Data Cleaning and Pre-processing

Drop irrelevant columns that do not contribute to analysis

In [40]:
columns_to_drop = ['url', 'address', 'phone', 'reviews_list', 'menu_item', 'listed_in(city)']
df.drop(columns= columns_to_drop, inplace = True)

Remove duplicate rows to avoid skewed results

In [41]:
df.drop_duplicates(inplace = True)

Drop rows where critical columns have missing values

In [42]:
df.dropna(subset= ['rate', 'approx_cost(for two people)', 'location'], inplace = True)

Fill missing values in less critical columns with default values

In [43]:
df['cuisines'] = df['cuisines'].fillna('Unknown')
df['rest_type'] = df['rest_type'].fillna('Others')
df['dish_liked'] = df['dish_liked'].fillna('Not specified')


Clean 'rate' column by removing '/5', stripping spaces, and converting to numeric

In [57]:

df['rate'] = df['rate'].astype(str).str.replace('/5', '', regex=False).str.strip()
df['rate'] = df['rate'].replace('-', np.nan)
df['rate'] = pd.to_numeric(df['rate'], errors='coerce')
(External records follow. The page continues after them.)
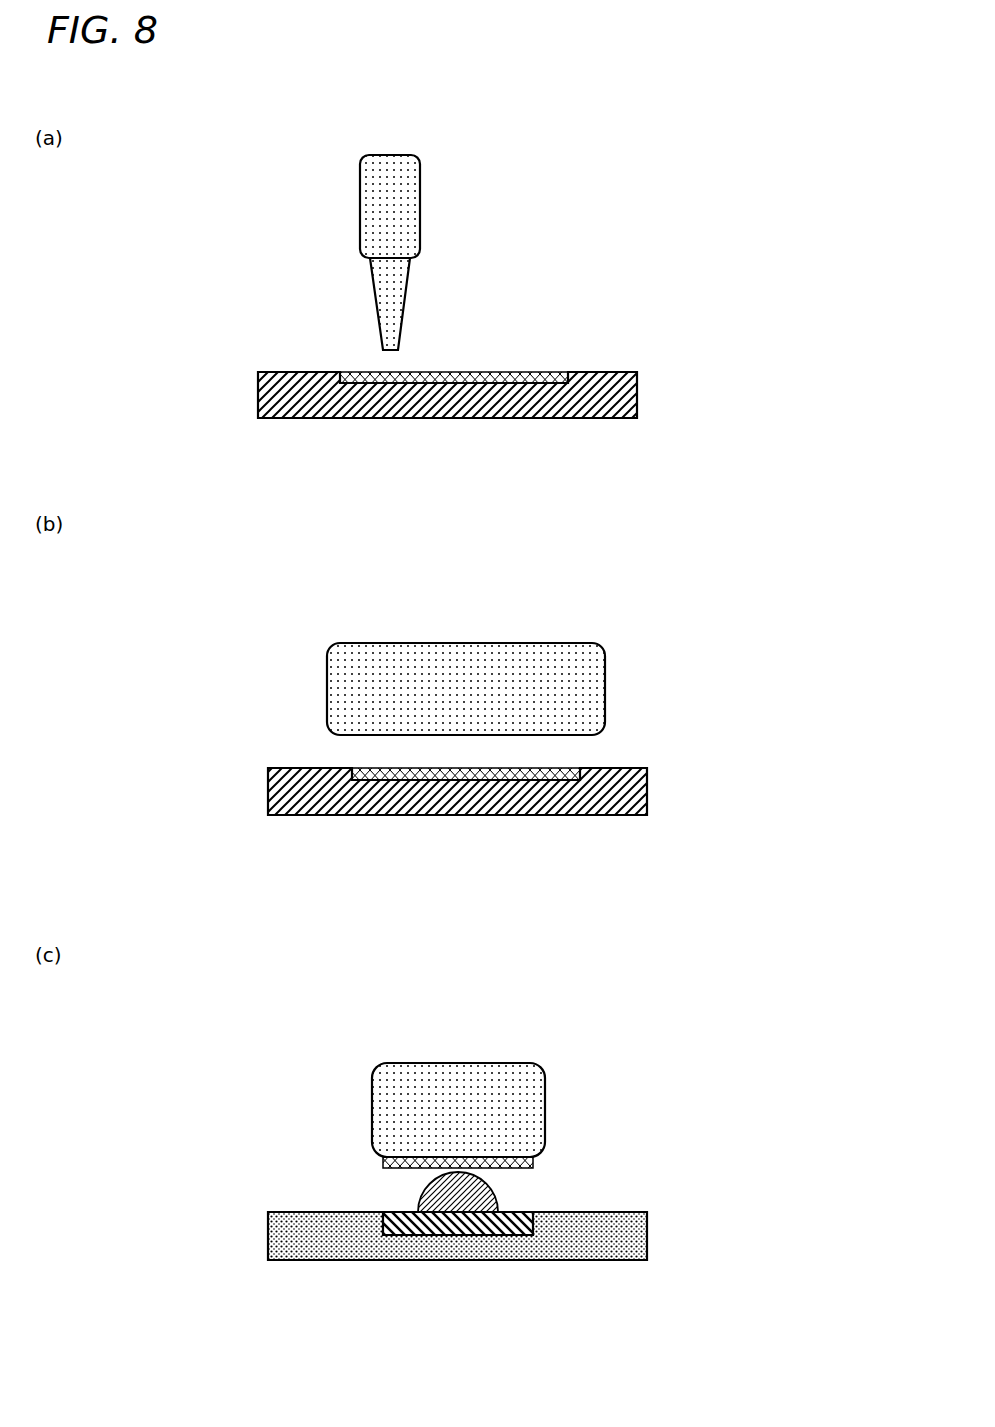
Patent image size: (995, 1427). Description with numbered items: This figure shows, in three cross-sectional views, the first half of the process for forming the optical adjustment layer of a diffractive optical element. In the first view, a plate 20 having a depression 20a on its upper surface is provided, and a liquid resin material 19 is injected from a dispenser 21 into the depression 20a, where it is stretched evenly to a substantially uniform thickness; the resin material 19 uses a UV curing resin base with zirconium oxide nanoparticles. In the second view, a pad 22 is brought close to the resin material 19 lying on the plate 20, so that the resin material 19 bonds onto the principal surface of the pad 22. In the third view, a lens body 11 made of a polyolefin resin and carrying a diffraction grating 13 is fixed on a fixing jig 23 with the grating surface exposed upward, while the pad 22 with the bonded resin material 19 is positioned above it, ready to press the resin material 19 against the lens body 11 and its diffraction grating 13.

The lens body 11 is at (490, 1223).
The diffraction grating 13 is at (497, 1202).
The resin material 19 is at (502, 371).
The plate 20 is at (637, 372).
The depression 20a is at (547, 371).
The dispenser 21 is at (383, 200).
The pad 22 is at (545, 667).
The fixing jig 23 is at (590, 1235).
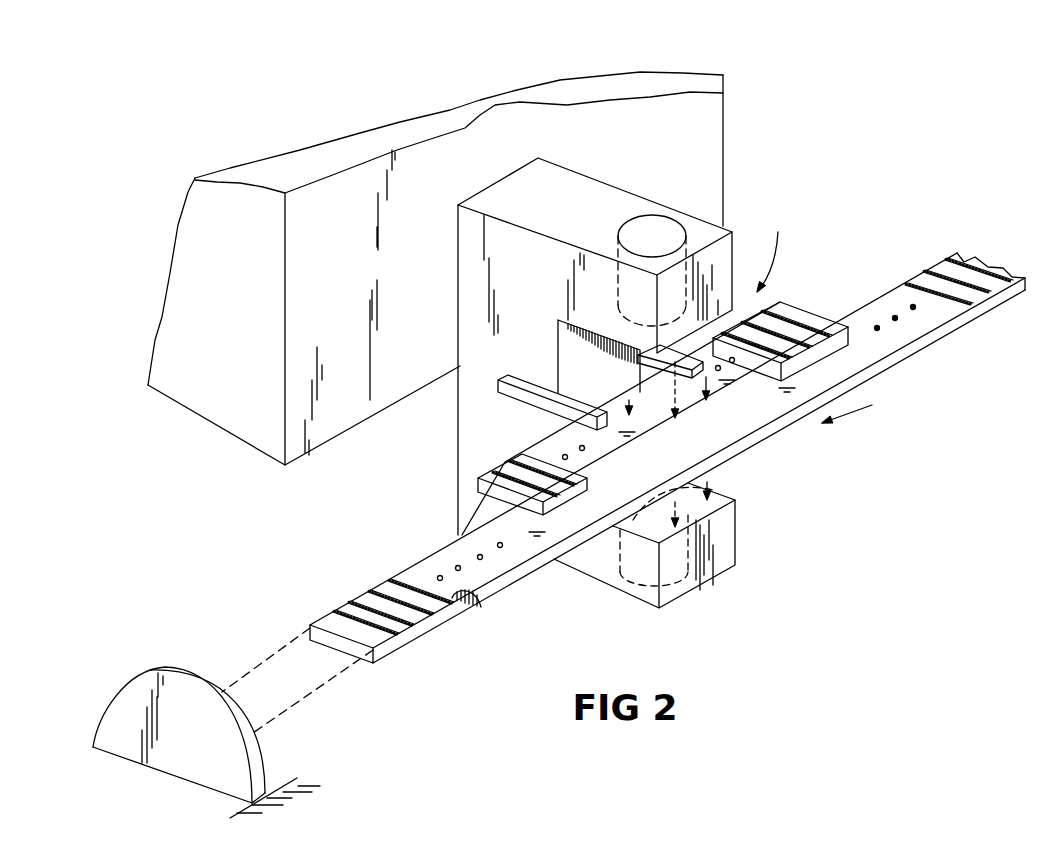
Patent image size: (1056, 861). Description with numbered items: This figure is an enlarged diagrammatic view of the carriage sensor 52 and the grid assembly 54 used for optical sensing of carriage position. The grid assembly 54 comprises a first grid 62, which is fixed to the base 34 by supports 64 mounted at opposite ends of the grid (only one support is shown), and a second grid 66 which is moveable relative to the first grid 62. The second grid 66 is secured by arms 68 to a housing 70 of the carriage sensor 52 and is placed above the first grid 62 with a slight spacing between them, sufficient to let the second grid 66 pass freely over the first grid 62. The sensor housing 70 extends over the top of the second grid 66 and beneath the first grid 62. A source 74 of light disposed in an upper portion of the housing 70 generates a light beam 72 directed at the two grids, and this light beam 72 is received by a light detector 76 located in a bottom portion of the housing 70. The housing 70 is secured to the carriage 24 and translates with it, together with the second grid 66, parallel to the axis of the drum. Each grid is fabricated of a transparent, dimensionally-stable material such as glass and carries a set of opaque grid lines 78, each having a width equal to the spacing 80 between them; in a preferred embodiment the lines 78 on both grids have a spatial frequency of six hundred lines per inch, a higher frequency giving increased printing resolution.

The carriage 24 is at (727, 157).
The housing 70 is at (592, 178).
The source of light 74 is at (627, 223).
The carriage sensor 52 is at (774, 250).
The second grid 66 is at (803, 307).
The first grid 62 is at (915, 355).
The grid assembly 54 is at (859, 407).
The arms 68 is at (542, 390).
The spacing 80 is at (493, 470).
The opaque grid lines 78 is at (480, 476).
The light beam 72 is at (677, 400).
The light detector 76 is at (712, 488).
The supports 64 is at (150, 667).
The base 34 is at (297, 792).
Remove commas from 'cost' column and convert to float

In [48]:
df['approx_cost(for two people)']= df['approx_cost(for two people)'].astype(str).str.replace(",", "").astype(float)
df.rename(columns= {'approx_cost(for two people)':'cost'}, inplace = True)

Add new column with cost per person

In [63]:
df['cost_per_person'] = df['cost']/2

Extract the first listed cuisine as the primary one

In [61]:
df['primary_cuisines'] = df['cuisines'].str.split(',').str[0]
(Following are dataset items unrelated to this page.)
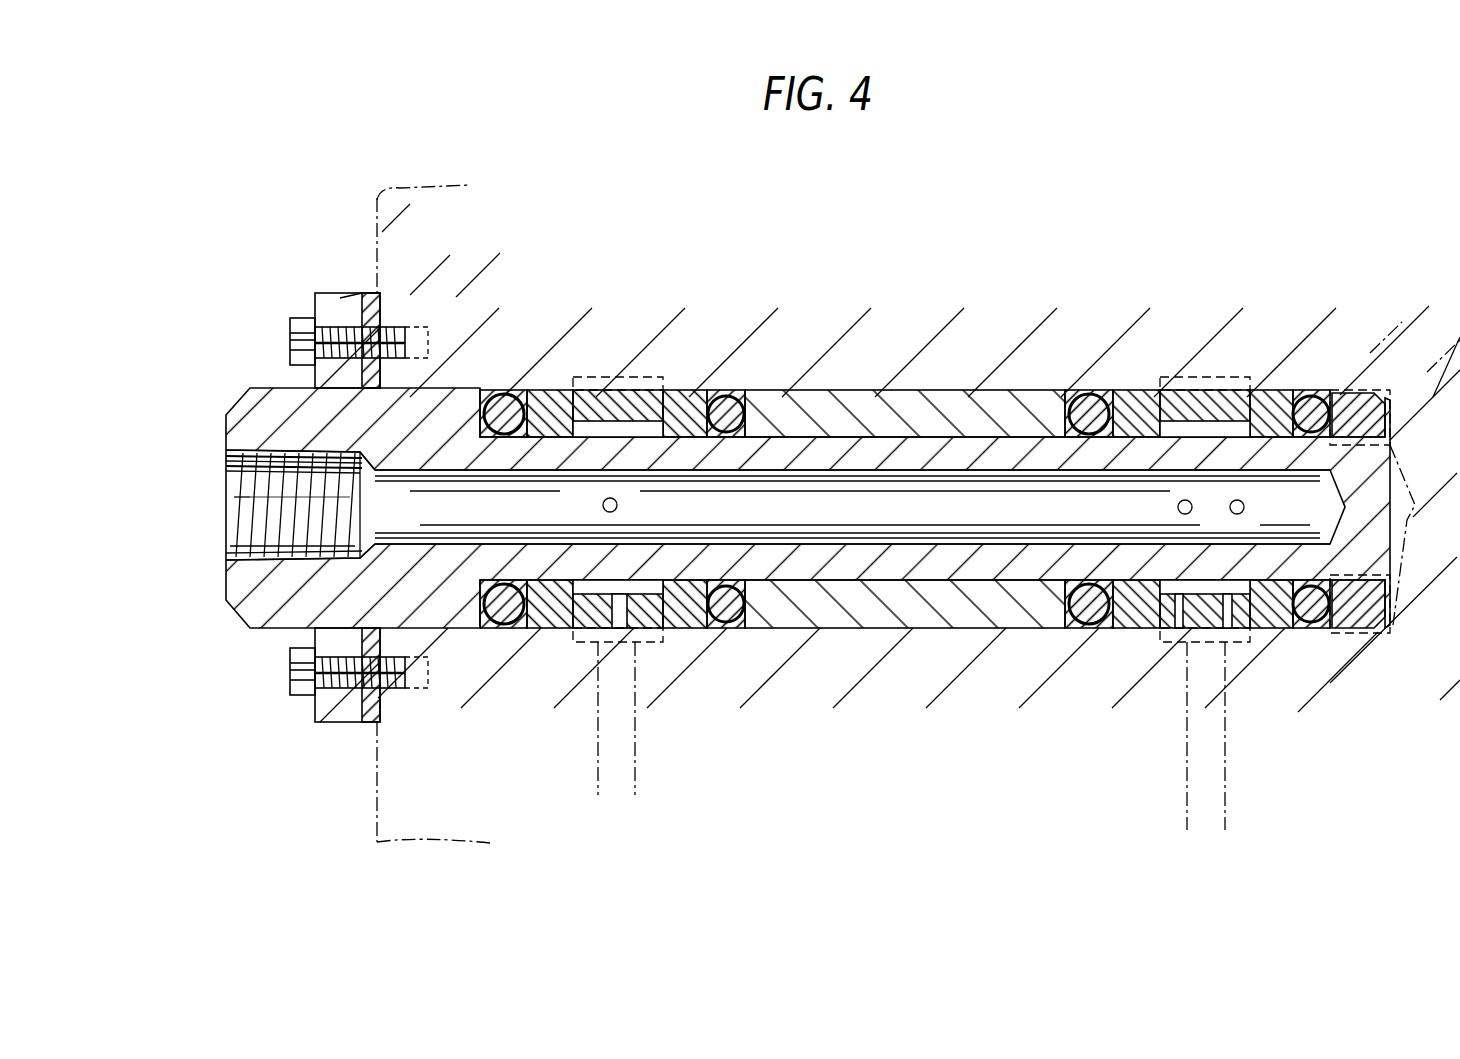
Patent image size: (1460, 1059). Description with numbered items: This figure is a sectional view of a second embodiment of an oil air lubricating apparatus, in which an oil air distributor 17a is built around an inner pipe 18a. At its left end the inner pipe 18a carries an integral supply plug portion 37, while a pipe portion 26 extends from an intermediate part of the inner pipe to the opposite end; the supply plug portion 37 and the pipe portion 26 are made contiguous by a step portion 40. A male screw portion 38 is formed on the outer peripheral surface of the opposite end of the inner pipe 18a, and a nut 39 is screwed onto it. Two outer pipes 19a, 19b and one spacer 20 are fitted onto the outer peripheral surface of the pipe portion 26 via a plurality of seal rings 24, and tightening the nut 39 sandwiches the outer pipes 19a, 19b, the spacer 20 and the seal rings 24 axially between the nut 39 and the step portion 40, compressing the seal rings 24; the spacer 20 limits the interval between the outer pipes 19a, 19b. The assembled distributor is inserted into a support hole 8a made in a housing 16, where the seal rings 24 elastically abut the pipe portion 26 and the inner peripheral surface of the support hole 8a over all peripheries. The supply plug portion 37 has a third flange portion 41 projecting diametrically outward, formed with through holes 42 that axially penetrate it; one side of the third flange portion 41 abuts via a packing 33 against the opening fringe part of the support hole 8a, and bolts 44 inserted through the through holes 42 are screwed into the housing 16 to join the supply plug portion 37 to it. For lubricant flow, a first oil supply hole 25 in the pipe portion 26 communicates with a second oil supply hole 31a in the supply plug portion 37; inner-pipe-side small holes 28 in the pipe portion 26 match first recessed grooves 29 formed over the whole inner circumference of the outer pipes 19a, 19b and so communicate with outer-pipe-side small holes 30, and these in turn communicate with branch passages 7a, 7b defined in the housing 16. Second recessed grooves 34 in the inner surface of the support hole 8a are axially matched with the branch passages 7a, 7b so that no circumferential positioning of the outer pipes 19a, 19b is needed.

The branch passage 7a is at (636, 690).
The branch passage 7b is at (1190, 720).
The support hole 8a is at (958, 640).
The housing 16 is at (396, 731).
The oil air distributor 17a is at (1006, 378).
The inner pipe 18a is at (893, 575).
The outer pipe 19a is at (553, 618).
The outer pipe 19b is at (1283, 620).
The spacer 20 is at (1033, 612).
The seal ring 24 is at (502, 390).
The first oil supply hole 25 is at (852, 480).
The pipe portion 26 is at (937, 395).
The inner-pipe-side small hole 28 is at (610, 498).
The first recessed groove 29 is at (683, 390).
The outer-pipe-side small hole 30 is at (620, 630).
The second oil supply hole 31a is at (224, 468).
The packing 33 is at (380, 707).
The second recessed groove 34 is at (663, 375).
The supply plug portion 37 is at (262, 388).
The male screw portion 38 is at (1350, 632).
The nut 39 is at (1357, 392).
The step portion 40 is at (503, 622).
The third flange portion 41 is at (342, 305).
The through hole 42 is at (385, 325).
The bolt 44 is at (302, 320).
Convert 'Yes/No' to boolean in online order and table booking

In [50]:
df['online_order']= df['online_order'].map({'Yes':True, 'No':False})
df['book_table']= df['book_table'].map({'Yes':True, 'No':False})
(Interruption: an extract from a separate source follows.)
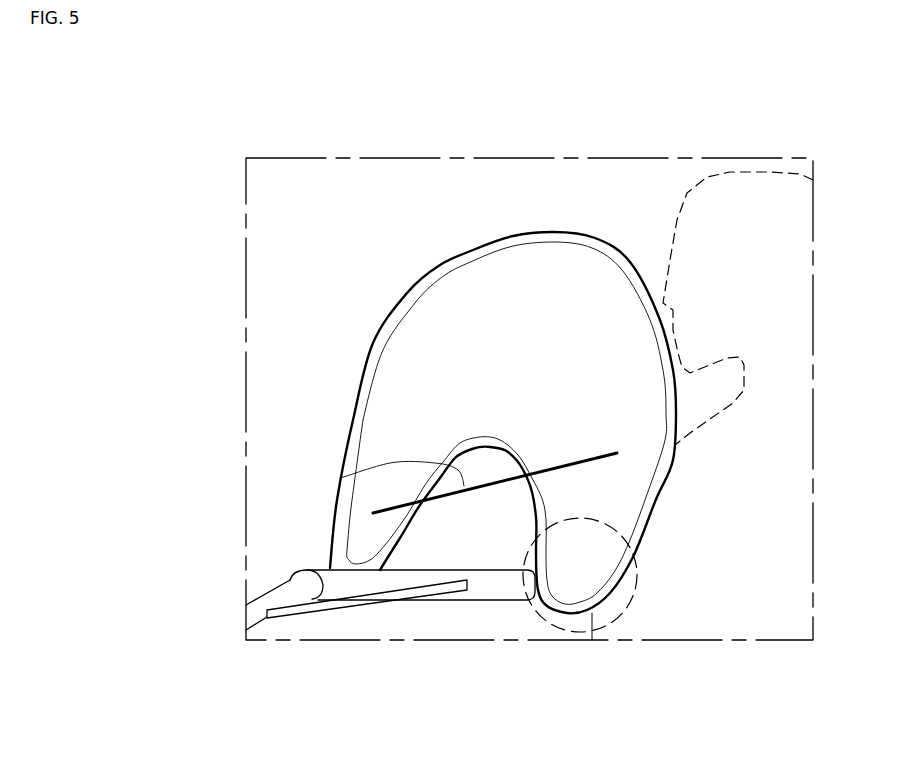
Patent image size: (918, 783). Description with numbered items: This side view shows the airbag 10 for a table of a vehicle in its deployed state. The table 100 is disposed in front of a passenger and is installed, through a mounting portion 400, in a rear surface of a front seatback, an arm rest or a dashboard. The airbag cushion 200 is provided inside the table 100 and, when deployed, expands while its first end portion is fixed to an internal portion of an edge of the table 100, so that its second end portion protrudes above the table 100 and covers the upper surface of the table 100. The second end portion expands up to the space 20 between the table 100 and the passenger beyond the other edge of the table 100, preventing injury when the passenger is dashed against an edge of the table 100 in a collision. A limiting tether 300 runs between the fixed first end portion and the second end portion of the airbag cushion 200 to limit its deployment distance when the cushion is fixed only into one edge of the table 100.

Standardize column names: lowercase, strip spaces, replace spaces with underscores

In [53]:
df.columns= df.columns.str.strip().str.lower().str.replace(" ", "_")

In [54]:
df.head()

Unnamed: 0,name,online_order,book_table,rate,votes,location,rest_type,dish_liked,cuisines,cost,listed_in(type),cost_per_person,primary_cuisines
0,Jalsa,True,True,4.1,775,Banashankari,Casual Dining,"Pasta, Lunch Buffet, Masala Papad, Paneer Laja...","North Indian, Mughlai, Chinese",800.0,Buffet,400.0,North Indian
1,Spice Elephant,True,False,4.1,787,Banashankari,Casual Dining,"Momos, Lunch Buffet, Chocolate Nirvana, Thai G...","Chinese, North Indian, Thai",800.0,Buffet,400.0,Chinese
2,San Churro Cafe,True,False,3.8,918,Banashankari,"Cafe, Casual Dining","Churros, Cannelloni, Minestrone Soup, Hot Choc...","Cafe, Mexican, Italian",800.0,Buffet,400.0,Cafe
3,Addhuri Udupi Bhojana,False,False,3.7,88,Banashankari,Quick Bites,Masala Dosa,"South Indian, North Indian",300.0,Buffet,150.0,South Indian
4,Grand Village,False,False,3.8,166,Basavanagudi,Casual Dining,"Panipuri, Gol Gappe","North Indian, Rajasthani",600.0,Buffet,300.0,North Indian


We cleaned the dataset by removing unnecessary columns and duplicate rows, handling missing values in key fields, and standardizing entries. The rate column was cleaned by removing text like /5, and non-numeric values such as 'NEW' or '-' were filtered out. The approx_cost(for two people) column was cleaned and renamed to cost. We also extracted new columns like cost_per_person and primary_cuisine for better insights. Lastly, we converted relevant columns to appropriate types and standardized all column names for consistency.